En una de aquellas ocasiones, el invicto General Álvaro Obregón "El Manco de Celaya" caminaba solitario por la plaza principal en Guaymas, Sonora; aceptando la invitación que le hizo un "bolerito"(lustrador) para asearse el calzado, sentándose en una de las viejas bancas de fierro fundido y tiras de madera pintadas de verde del histórico parque. Pronto ambos platicaban entusiastamente, más el niño, mugroso y descalzo, pues don Álvaro sólo lo interrogaba de vez en cuando, para provocar su plática y deleitarse escuchando sus respuestas vivas e inteligentes.
Así supo que el bolero se llamaba Manuel, que a la muerte de su padre tuvo que convertirse prematuramente en hombre para sostener a su pobre madre y dos hermanos menores, con el escaso dinero que ganaba aseando calzado en la vía pública.
Primero fue otro bolero largo, seco y moreno como vara prieta, quien interrumpió el palique, golpeando de pasada en la cabeza a Manuelito, mientras le decía
— ¡No se te vaya a olvidar, "Greñas"!
El niño casi entre dientes le repuso
–¡Ni a tí tampoco, "Setagüi"!
Luego fue otro limpia-botas chaparrito y gordo, vestido casi con harapos, quien al pasar le recomendó a Manuel:
— ¡No se te vaya olvidar, "Greñas"!
— ¡Ni a tí tampoco, "Uvari", repuso el chico.
Muy lentamente continuaba su trabajo Manuelito, interrunpido ahora por las preguntas del general y luego por nuevas recomendaciones de otros colegas boleros que al pasar le espetaban:
— ¡No se te vaya olvidar, "Greñas"!
Para todas las cuales, siempre tuvo la misma respuesta:
— ¡Ni a tí tampoco… "Rengo", "Sapo", "Mocos"…!
Al fin, Obregón convencido de la viveza del bolero, y conmovido por la dureza de su vida, la que enfrentaba con decisión de hombre maduro, le comunicó:
— Mira Manuelito, tú eres un chamaco muy inteligente, muy listo. Tu lugar está en una escuela. Estoy seguro que con preparación llegarás a ser un hombre útil, un ciudadano valioso…
— Pues sí general, pera la escuela no es para los pobres como yo -interrumpió-
— Ahora mismo voy a dar instrucciones a las autoridades locales para que le fijen una pensión decorosa a tu madre y así puedas asistir con desahogo a la escuela… ya verás como vas aprender cosas interesantes… te voy a encargar con el profesor Dworak, y antes de lo que piensas serás abogado o médico.
En una pequeña agenda de bolsillo, el general apuntó el nombre y la dirección de la viuda, datos que le proporcionó el muchacho con los ojos húmedos por la emoción.
— Bueno, Manuelito, pero ahora me vas aplaticar del jueguito ese de no se te vaya olvidar que traes con tu palomilla, le interrogó don Álvaro.
— Este… es que… me da pena contarle general…
— ¿Por qué pena…?
— ¡Es que es una leperada, mi general!
— Anda…Anda… platícame que al fin los dos somos hombres y yo me sé todas las leperadas del mundo -le repuso Obregón con una risita pícara y bajando la voz, como invitándolo a la confidencia-
— Bueno mi general… le voy a decir porque usted lo ordena, pero… cuando… cuando me dicen no se te vaya olvidar, me quieren decir, no se te vaya olvidar… no se te vaya olvidar ir a chingar a tu madre… y… y… pos yo les respondo ni a tí tampoco, explicó Manuelito, mientras guardaba trapos, cepillo y grasa con la cabeza gacha sobre el cajoncito de madera, para eludir la mirada de su interlocutor.

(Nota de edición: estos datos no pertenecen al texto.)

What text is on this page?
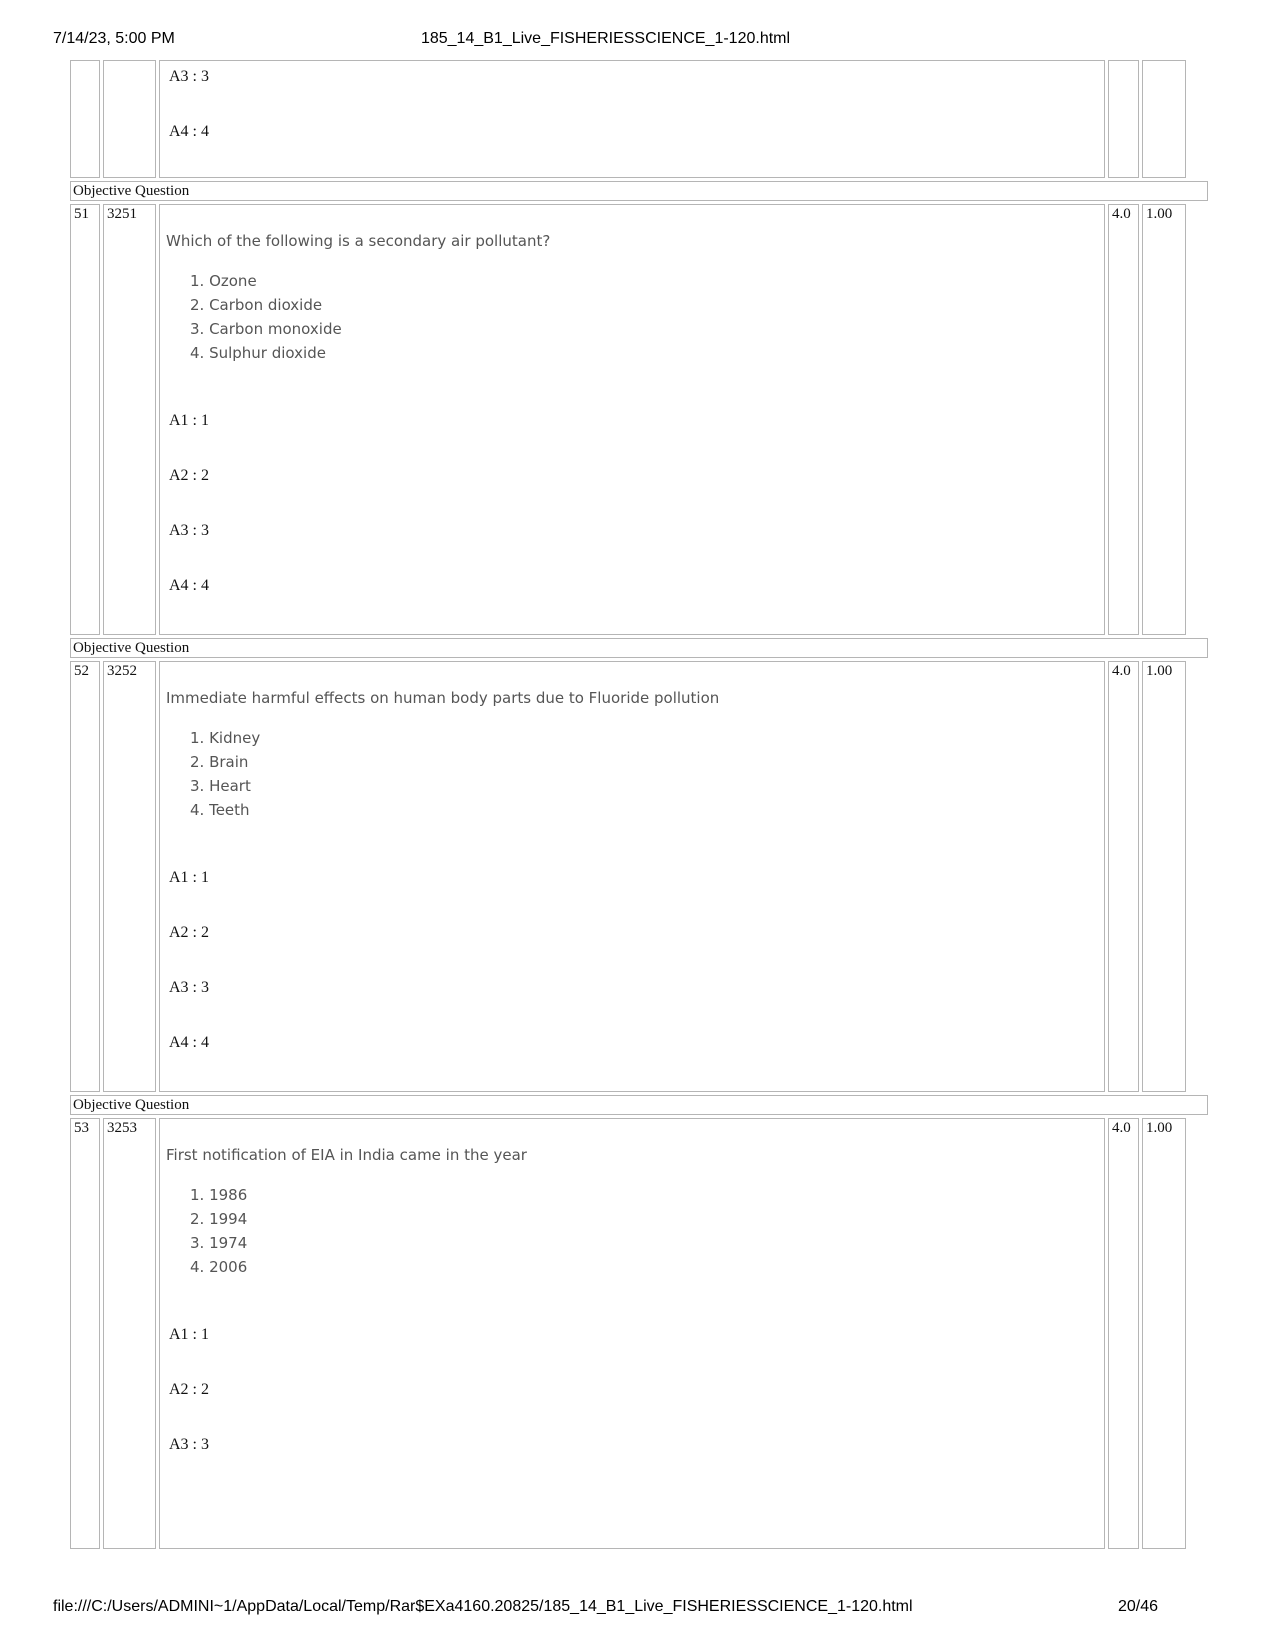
7/14/23, 5:00 PM	185_14_B1_Live_FISHERIESSCIENCE_1-120.html
A3 : 3
A4 : 4
Objective Question
51	3251
Which of the following is a secondary air pollutant?
1. Ozone
2. Carbon dioxide
3. Carbon monoxide
4. Sulphur dioxide
A1 : 1
A2 : 2
A3 : 3
A4 : 4
4.0	1.00
Objective Question
52	3252
Immediate harmful effects on human body parts due to Fluoride pollution
1. Kidney
2. Brain
3. Heart
4. Teeth
A1 : 1
A2 : 2
A3 : 3
A4 : 4
4.0	1.00
Objective Question
53	3253
First notification of EIA in India came in the year
1. 1986
2. 1994
3. 1974
4. 2006
A1 : 1
A2 : 2
A3 : 3
4.0	1.00
file:///C:/Users/ADMINI~1/AppData/Local/Temp/Rar$EXa4160.20825/185_14_B1_Live_FISHERIESSCIENCE_1-120.html	20/46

La carcajada de Obregón, alegre y sonora, voló a confundirse con el escandaloso canto de los chanates que plagaban los viejos "yucatecos".
— ¡Ah que chamacos cabrones!, dijo mientras se ponía de pie, y le extendía al chico dos moneditas de $2.50 oro nacional. Luego se despidió sin palabras, mesando(sobando) el pelo sucio y largo del bolerito, con su mano única.
El niño, sofocado por la emoción, apretaba con fuerza aquella fortuna con su manecita sucia de grasa, y en su alma, la promesa que le hizo, ni más ni menos que El Hombre Fuerte de México.
— ¡General…! gritó de pronto Manuelito con ansiedad, pensando en la prometida pensión para su madre…
Obregón se detuvo como a unos veinte metros de distancia ya, y por toda respuesta volteó la cabeza…
— ¡General… no se le vaya olvidar…!
El Jefe de los Ejércitos Constitucionalistas, trémulo el bigote entrecano, repuso:
— ¡Ni a tí tampoco, jijo de la rechingada—!